— Дорого моим родичам обходятся битвы во Фландрии, — доверительно говорил он окружавшим его сеньорам. — Мой отец — граф Филипп, которого многие из вас знали и служили ему верой и правдой…

— Да-да, мы его знали!.. Это был благочестивый человек, храбрец! — хором отвечали бароны Артуа.

— …мой отец был сражен насмерть в битве под Верне. Мой дед, граф Робер…

— Отважный, добрый сюзерен — вот каков он был!.. Уважал наши славные обычаи!.. Всегда защищал правого…

— …четыре года спустя его убили как раз под Куртре. А Бог троицу любит. Быть может, завтра, сеньоры, вы зароете меня в землю.

Существует два рода людей суеверных: одни стараются никогда не упоминать о несчастьях, а другие постоянно говорят о них, бросая вызов судьбе, в надежде отвести беду. Робер Артуа принадлежал ко второму роду.

— Комон, налей мне еще кубок, выпьем за мой последний денек! — крикнул он.

— Не хотим, не будем! Мы сами прикроем вас своими телами! — заорали в ответ бароны. — Кто же, кроме вас, защитит наши права?

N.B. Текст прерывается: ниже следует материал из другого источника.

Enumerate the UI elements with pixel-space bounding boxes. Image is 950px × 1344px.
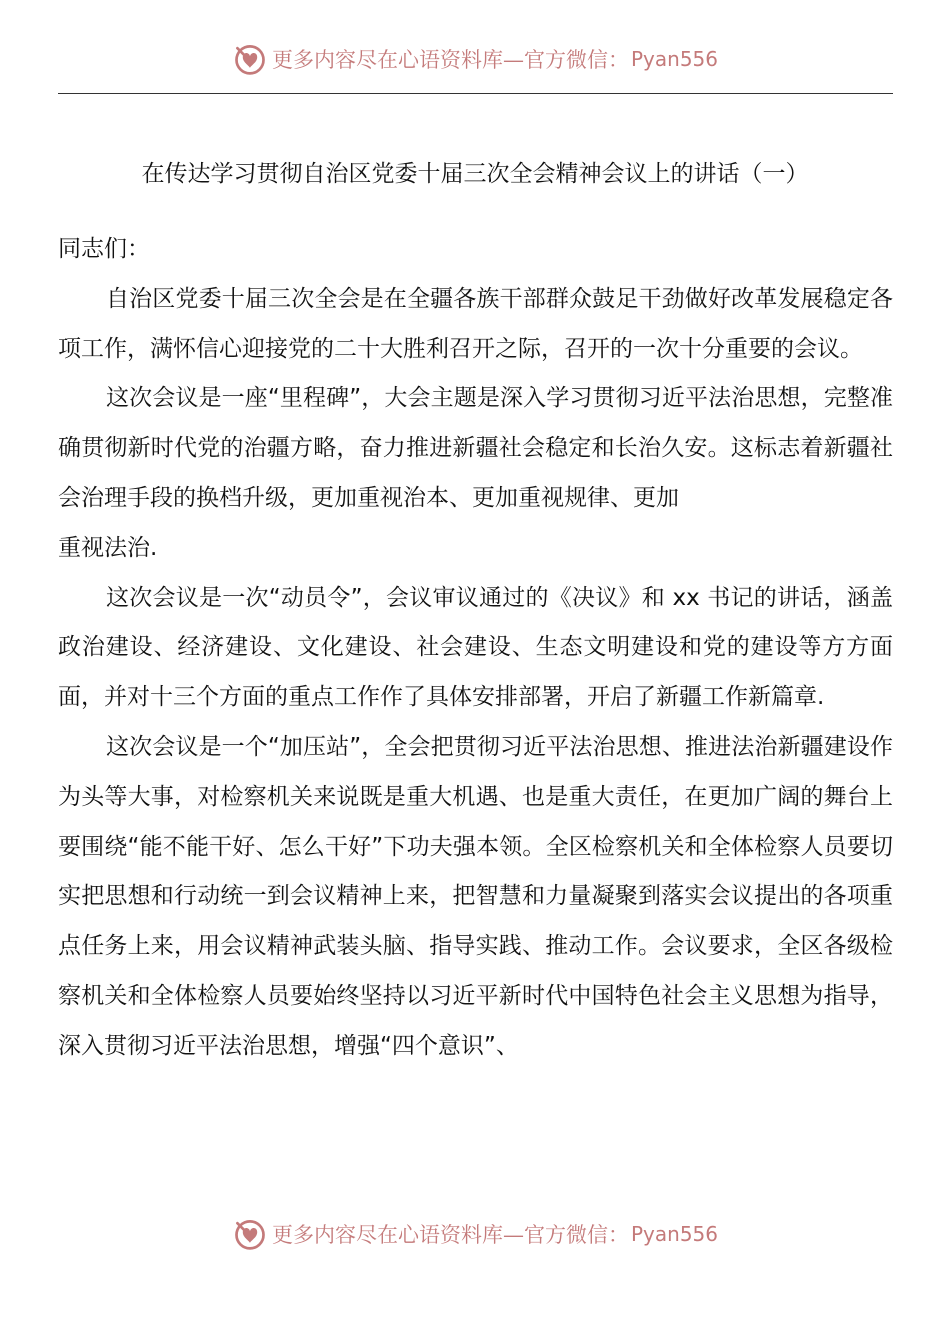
paragraph-4: 这次会议是一个“加压站”，全会把贯彻习近平法治思想、推进法治新疆建设作为头等大事，对检察机关来说既是重大机遇、也是重大责任，在更加广阔的舞台上要围绕“能不能干好、怎么干好”下功夫强本领。全区检察机关和全体检察人员要切实把思想和行动统一到会议精神上来，把智慧和力量凝聚到落实会议提出的各项重点任务上来，用会议精神武装头脑、指导实践、推动工作。会议要求，全区各级检察机关和全体检察人员要始终坚持以习近平新时代中国特色社会主义思想为指导，深入贯彻习近平法治思想，增强“四个意识”、 bbox=[58, 733, 893, 1059]
heart-logo-icon bbox=[232, 1216, 268, 1252]
watermark-site-text: 更多内容尽在心语资料库—官方微信： bbox=[271, 1223, 629, 1247]
heart-logo-icon bbox=[232, 41, 268, 77]
paragraph-2-continuation: 重视法治. bbox=[58, 534, 158, 561]
watermark-wechat-id: Pyan556 bbox=[630, 1222, 718, 1246]
salutation: 同志们： bbox=[58, 236, 150, 262]
footer-watermark bbox=[0, 1214, 950, 1254]
paragraph-2: 这次会议是一座“里程碑”，大会主题是深入学习贯彻习近平法治思想，完整准确贯彻新时代党的治疆方略，奋力推进新疆社会稳定和长治久安。这标志着新疆社会治理手段的换档升级，更加重视治本、更加重视规律、更加 bbox=[58, 385, 893, 511]
document-title: 在传达学习贯彻自治区党委十届三次全会精神会议上的讲话（一） bbox=[141, 161, 809, 187]
watermark-wechat-id: Pyan556 bbox=[630, 47, 718, 71]
document-body bbox=[58, 225, 893, 1072]
paragraph-1: 自治区党委十届三次全会是在全疆各族干部群众鼓足干劲做好改革发展稳定各项工作，满怀信心迎接党的二十大胜利召开之际，召开的一次十分重要的会议。 bbox=[58, 285, 893, 362]
paragraph-3: 这次会议是一次“动员令”，会议审议通过的《决议》和 xx 书记的讲话，涵盖政治建设、经济建设、文化建设、社会建设、生态文明建设和党的建设等方方面面，并对十三个方面的重点工作作了具体安排部署，开启了新疆工作新篇章. bbox=[58, 584, 893, 711]
header-watermark bbox=[0, 39, 950, 79]
watermark-site-text: 更多内容尽在心语资料库—官方微信： bbox=[271, 48, 629, 72]
header-divider bbox=[58, 93, 893, 94]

Бароны считали Робера Артуа законным сюзереном, и он в их глазах был чуть ли не кумиром благодаря своей силе, своему задору.

— Вы сами видите, дорогие мои сеньоры, как вознаграждается щедро пролитая за государство кровь, — продолжал Робер. — Потому что мой дед умер позже моего отца — да-да, именно поэтому! — король Филипп нашел случай ущемить меня в правах наследства и отдал Артуа моей тетке Маго, которая так мило с вами обращается, а вся ее свора д’Ирсонов, канцлеры, казначеи и прочие, душат вас поборами, отказываются признавать ваши права.

— Если мы завтра пойдем в бой и кто-нибудь из Ирсонов попадет мне под руку, он получит хороший удар, и фламандцы тут будут ни при чем! — выкрикнул один из собутыльников с толстыми рыжими бровями по имени сир де Суастр.

Хотя Робер Артуа слегка захмелел, голова у него была ясная. Он с умыслом щедро угощал баронов вином, приглашал к ним девиц, широко тратил деньги. Так он утолял свою злобу и заодно устраивал свои дела.

— Благородные сиры, благородные мои друзья, первый наш долг — война за короля, чьими верными вассалами являемся мы все и который, ручаюсь вам, удовлетворит все ваши справедливые требования. Но когда война закончится, мой вам совет, мессиры: не складывайте оружия. Вам представился удачный случай: вы собрали войска, и все ваши люди с вами; возвратясь в Артуа, пройдитесь по всему краю и отовсюду изгоняйте людишек Маго, секите их всенародно на городских площадях. А я окажу вам поддержку в Королевском совете и, если потребуется, вновь начну процесс в суде, который вынес неправильное решение; и я обещаю вернуть вам старые обычаи, как во времена наших отцов.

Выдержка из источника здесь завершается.